(Author’s note: I wrote this editorial the same day Jameson Walthers’ critique was featured, and submitted it one day before the deadline for Wespeaks published in Friday’s paper. For reasons I can’t comprehend, it was never printed. I resubmitted the editorial with the conviction that, though some of my response’s urgency may have been lost, its necessity wasn’t.)
After Jameson Walthers’ pointed critique of my first two CD reviews for the Argus, I feel obliged to respond. Walthers makes some very good points about my reviews; I am approaching this stuff from a rock perspective, and despite possessing some 50 rap albums, I’m no authority on hip-hop. That said, I’d like to point out that I make no pretenses to being a maven of said subject. To be honest, I’m no authority on any one particular genre. My interests in music are broad-based and continue to broaden, and indie-rap itself is a subculture within a subculture (as is indie rock, of course). I was initially hesitant about reviewing Seven’s Travels because my knowledge about the group wasn’t as deep as I would’ve liked it to be.
That said, Walthers seems to imply in his critique something that, to me, is a troubling notion; the idea that rock scribes don’t have the “authority” to write about rap. This despite the fact that rock critics often do write about rap, soul aficionados write about rock, punk lovers rave about old country music, and scads of writers praise artists who sing in languages they can’t understand. These kinds of interactions are what cultural dialogues are predicated upon, and I for one don’t believe that my relative lack of knowledge about a genre or even an artist makes my opinion any less valid.

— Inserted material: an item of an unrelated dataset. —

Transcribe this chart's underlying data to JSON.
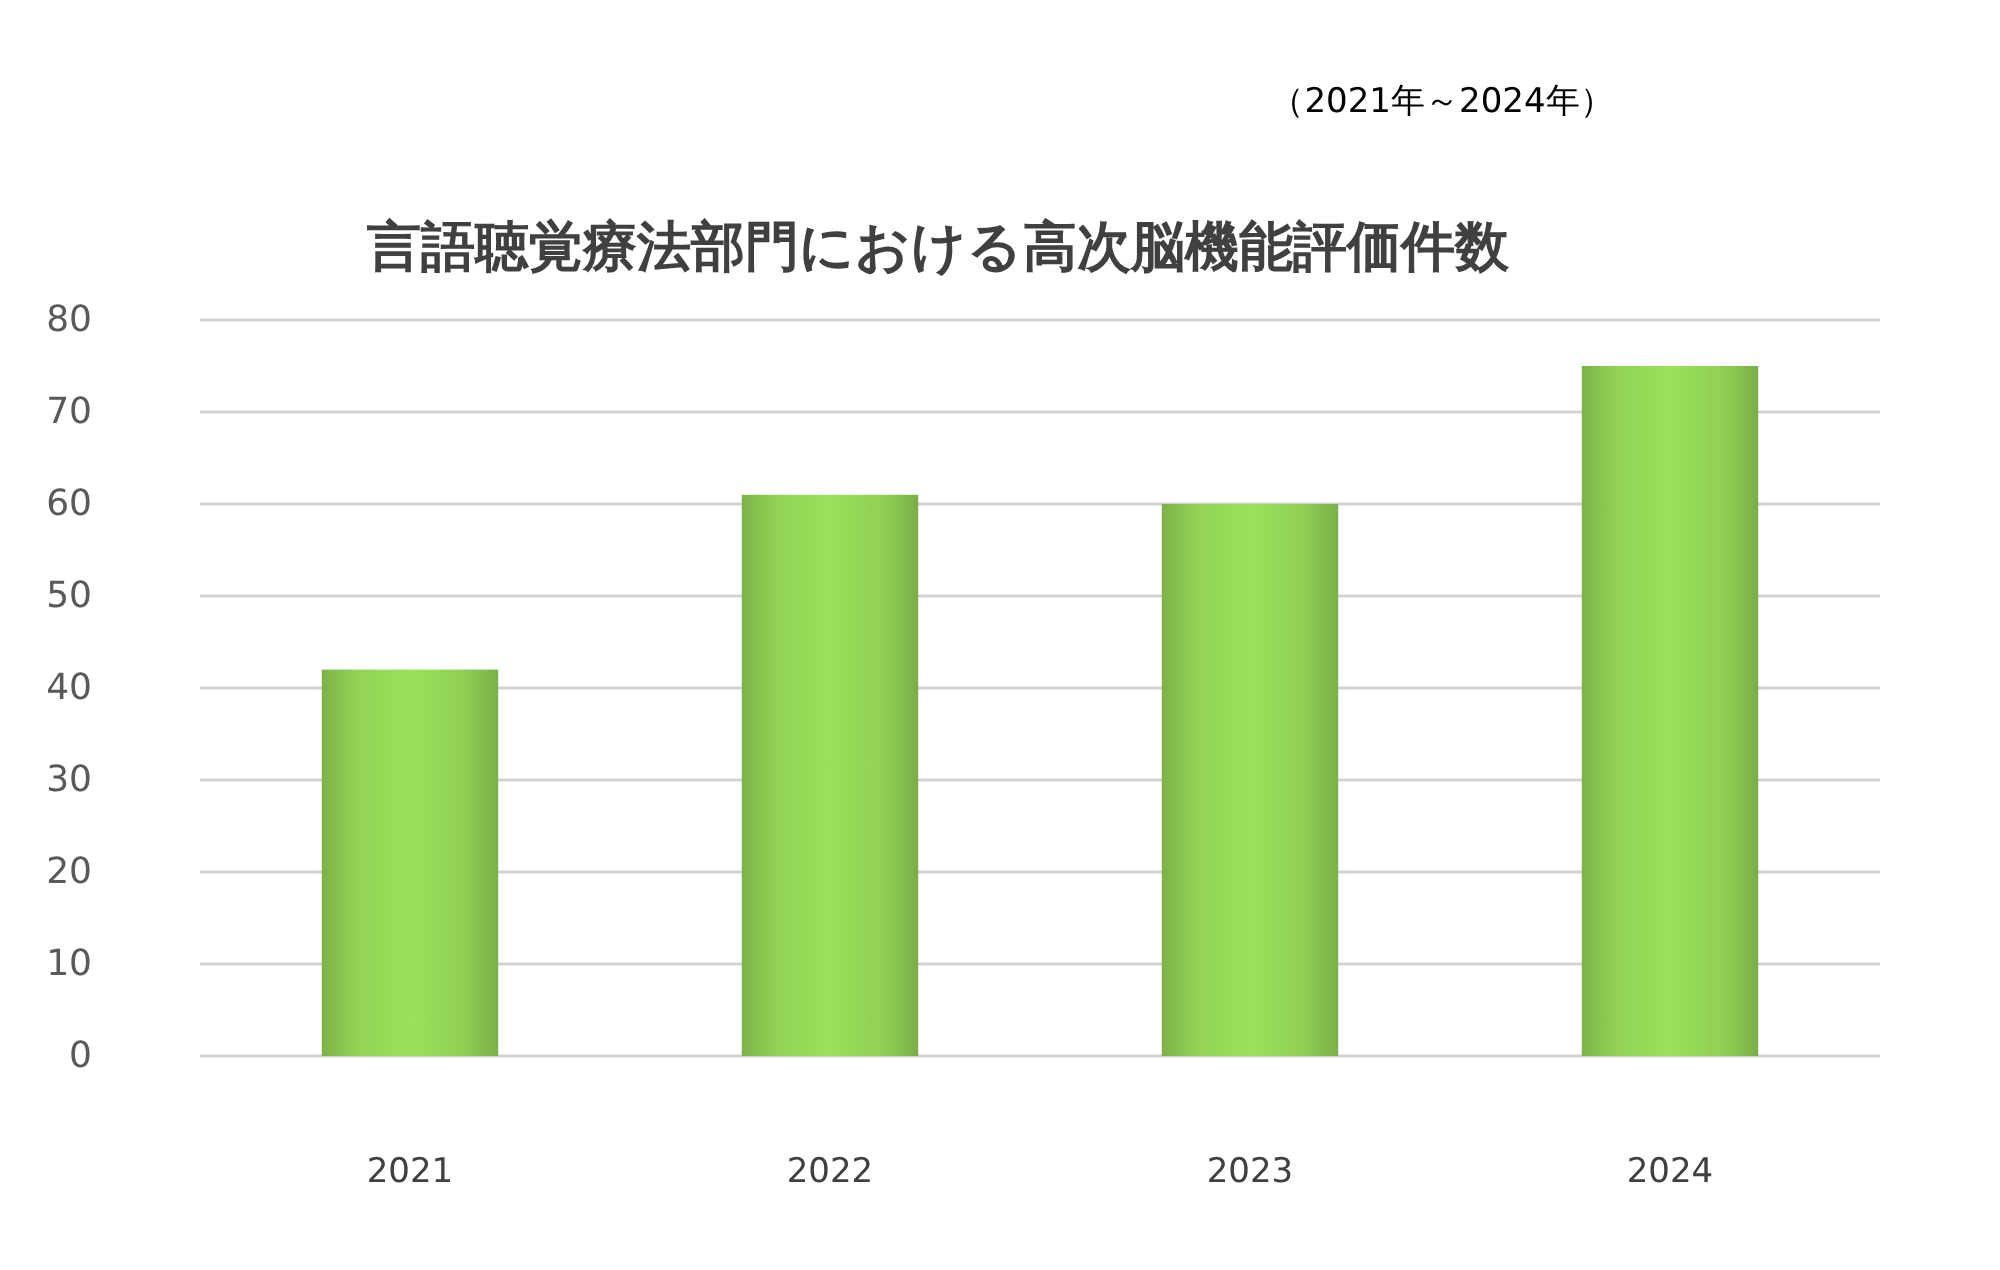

As regards the writing style that Walthers calls into question, I can’t defend myself on matters of aesthetic principle. I will say, however, that there was a paragraph I wrote in a revised version of my article on Seven’s Travels, which was not published due to an e-mail glitch, in which I did cite some of Slug’s lyrics. It reads as follows:
It’s hard not to think of Eminem when listening to that particular cut [“Trying to Find A Balance”], which mixes paranoia and grandstanding in a fashion not unlike that of Mr. Mathers, as the following lines attest: “In the days of kings and queens I was a jester / Treat me like a god or they treat me like a leper / You see me move back and forth between both / I’m trying to find a balance, I’m trying to build a balance”. While Slug is no jester on the level of Slim Shady, he possesses a maturity and clarity of perspective that Eminem has yet to attain. He criticizes the girls who’ve done him wrong, but he doesn’t stoop to sexist swill or take cheap shots; in a welcome advance, Seven’s Travels contains nothing along the lines of “Make noise for the women who swallow stuff,” an utterance heard on God Loves Ugly. Moreover, while the first several tracks brim with intense frustration and rage, Slug’s lyrics rarely turn nasty.

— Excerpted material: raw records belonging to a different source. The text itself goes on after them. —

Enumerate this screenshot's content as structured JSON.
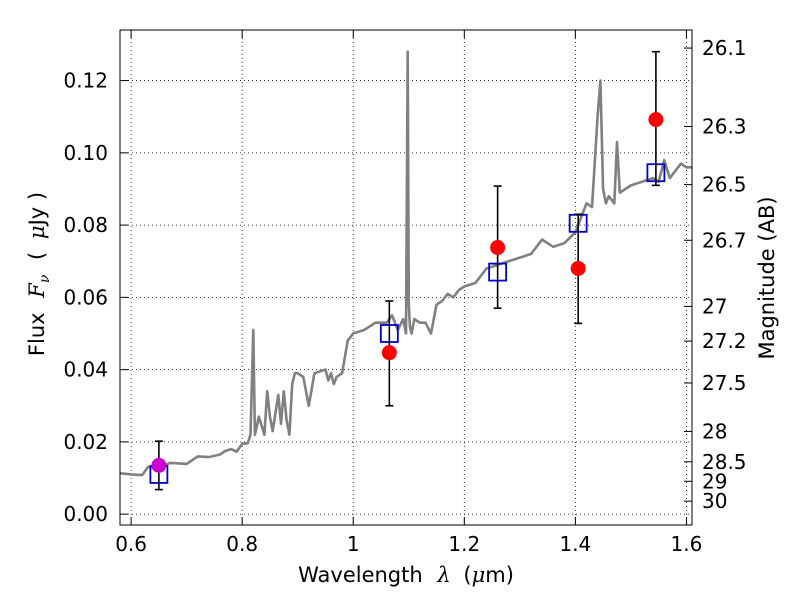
{
  "chart_data": {
    "type": "scatter",
    "title": "",
    "xlabel": {
      "main": "Wavelength",
      "symbol": "λ",
      "unit_open": "(",
      "unit_mu": "μ",
      "unit_rest": "m)"
    },
    "ylabel": {
      "main": "Flux",
      "symbol": "F",
      "subscript": "ν",
      "unit_open": "(",
      "unit_mu": "μ",
      "unit_rest": "Jy )"
    },
    "y2label": "Magnitude (AB)",
    "xlim": [
      0.58,
      1.61
    ],
    "ylim": [
      -0.003,
      0.134
    ],
    "grid": true,
    "xticks": [
      {
        "v": 0.6,
        "label": "0.6"
      },
      {
        "v": 0.8,
        "label": "0.8"
      },
      {
        "v": 1.0,
        "label": "1"
      },
      {
        "v": 1.2,
        "label": "1.2"
      },
      {
        "v": 1.4,
        "label": "1.4"
      },
      {
        "v": 1.6,
        "label": "1.6"
      }
    ],
    "yticks": [
      {
        "v": 0.0,
        "label": "0.00"
      },
      {
        "v": 0.02,
        "label": "0.02"
      },
      {
        "v": 0.04,
        "label": "0.04"
      },
      {
        "v": 0.06,
        "label": "0.06"
      },
      {
        "v": 0.08,
        "label": "0.08"
      },
      {
        "v": 0.1,
        "label": "0.10"
      },
      {
        "v": 0.12,
        "label": "0.12"
      }
    ],
    "y2ticks": [
      {
        "label": "26.1",
        "flux": 0.129
      },
      {
        "label": "26.3",
        "flux": 0.1073
      },
      {
        "label": "26.5",
        "flux": 0.0912
      },
      {
        "label": "26.7",
        "flux": 0.0758
      },
      {
        "label": "27",
        "flux": 0.0575
      },
      {
        "label": "27.2",
        "flux": 0.0479
      },
      {
        "label": "27.5",
        "flux": 0.0363
      },
      {
        "label": "28",
        "flux": 0.0229
      },
      {
        "label": "28.5",
        "flux": 0.0145
      },
      {
        "label": "29",
        "flux": 0.0091
      },
      {
        "label": "30",
        "flux": 0.0036
      }
    ],
    "series": [
      {
        "kind": "spectrum",
        "color": "#808080",
        "x": [
          0.58,
          0.6,
          0.62,
          0.63,
          0.64,
          0.65,
          0.66,
          0.67,
          0.68,
          0.7,
          0.72,
          0.74,
          0.76,
          0.77,
          0.78,
          0.79,
          0.8,
          0.81,
          0.815,
          0.82,
          0.823,
          0.826,
          0.83,
          0.84,
          0.845,
          0.85,
          0.855,
          0.86,
          0.865,
          0.87,
          0.875,
          0.88,
          0.885,
          0.89,
          0.895,
          0.9,
          0.91,
          0.92,
          0.93,
          0.94,
          0.95,
          0.955,
          0.96,
          0.965,
          0.97,
          0.98,
          0.99,
          1.0,
          1.02,
          1.04,
          1.06,
          1.07,
          1.08,
          1.09,
          1.095,
          1.098,
          1.1,
          1.102,
          1.105,
          1.11,
          1.12,
          1.13,
          1.14,
          1.15,
          1.16,
          1.17,
          1.18,
          1.19,
          1.2,
          1.22,
          1.24,
          1.26,
          1.28,
          1.3,
          1.32,
          1.34,
          1.36,
          1.38,
          1.4,
          1.42,
          1.43,
          1.44,
          1.445,
          1.45,
          1.455,
          1.46,
          1.47,
          1.475,
          1.48,
          1.49,
          1.5,
          1.52,
          1.54,
          1.55,
          1.56,
          1.57,
          1.58,
          1.59,
          1.6,
          1.61
        ],
        "y": [
          0.0113,
          0.011,
          0.0108,
          0.013,
          0.0131,
          0.014,
          0.0135,
          0.0142,
          0.0141,
          0.0139,
          0.016,
          0.0158,
          0.0165,
          0.0175,
          0.018,
          0.0173,
          0.0195,
          0.0196,
          0.022,
          0.051,
          0.022,
          0.024,
          0.027,
          0.022,
          0.034,
          0.027,
          0.023,
          0.028,
          0.033,
          0.025,
          0.034,
          0.026,
          0.022,
          0.036,
          0.039,
          0.039,
          0.038,
          0.03,
          0.039,
          0.0395,
          0.04,
          0.037,
          0.039,
          0.036,
          0.038,
          0.039,
          0.048,
          0.05,
          0.051,
          0.053,
          0.053,
          0.055,
          0.051,
          0.054,
          0.05,
          0.128,
          0.058,
          0.052,
          0.05,
          0.054,
          0.053,
          0.053,
          0.05,
          0.058,
          0.059,
          0.061,
          0.06,
          0.062,
          0.063,
          0.064,
          0.068,
          0.069,
          0.07,
          0.071,
          0.072,
          0.076,
          0.074,
          0.075,
          0.078,
          0.086,
          0.085,
          0.11,
          0.12,
          0.09,
          0.086,
          0.088,
          0.086,
          0.103,
          0.089,
          0.09,
          0.091,
          0.092,
          0.093,
          0.092,
          0.098,
          0.093,
          0.095,
          0.097,
          0.096,
          0.096
        ]
      },
      {
        "kind": "model",
        "color": "#0000cc",
        "x": [
          0.65,
          1.065,
          1.26,
          1.405,
          1.545
        ],
        "y": [
          0.011,
          0.05,
          0.067,
          0.0805,
          0.0945
        ]
      },
      {
        "kind": "observed",
        "color": "#ff0000",
        "x": [
          1.065,
          1.26,
          1.405,
          1.545
        ],
        "y": [
          0.0447,
          0.0738,
          0.068,
          0.1092
        ],
        "err_low": [
          0.0147,
          0.0168,
          0.0152,
          0.0182
        ],
        "err_high": [
          0.0143,
          0.017,
          0.015,
          0.0188
        ]
      },
      {
        "kind": "observed-special",
        "color": "#cc00cc",
        "x": [
          0.65
        ],
        "y": [
          0.0135
        ],
        "err_low": [
          0.0067
        ],
        "err_high": [
          0.0067
        ]
      }
    ]
  }
}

Walthers’ critique of my writing largely centers on his belief that I don’t pay enough heed to lyrics. I do listen to the lyrics, but the first thing that hits me whenever I play an album is the music. It often takes 20 listens or so before the lyrics really start to sink in, and given the time constraints of writing a review for a paper I didn’t have the luxury of hearing the album that much. I think Walthers is keenly aware that hip-hop writers focus much more on lyrical content than many rock writers do, and unless a phrase really jumps out at me (which happens much more frequently when I listen to mercurial MCs like Kool Keith or Ghostface Killah) I don’t tend to hone in on lyrics until much later.
I’d like to mention as well that the inaccurate headline touting Speakerboxxx/The Love Below as Outkast’s final album was not mine. I considered informing my editor that the rumors of Outkast’s breakup were mere hearsay, but as it was my first article for the paper I thought criticizing editorial decision probably wasn’t too wise. Jameson Walthers probably knows a lot more about hip-hop than I do, and I would encourage him to write for the Argus. I happen to know an awful lot about popular music in general, though (as he may as well), and I don’t think my relative outsider status disqualifies me from writing about hip-hop effectively.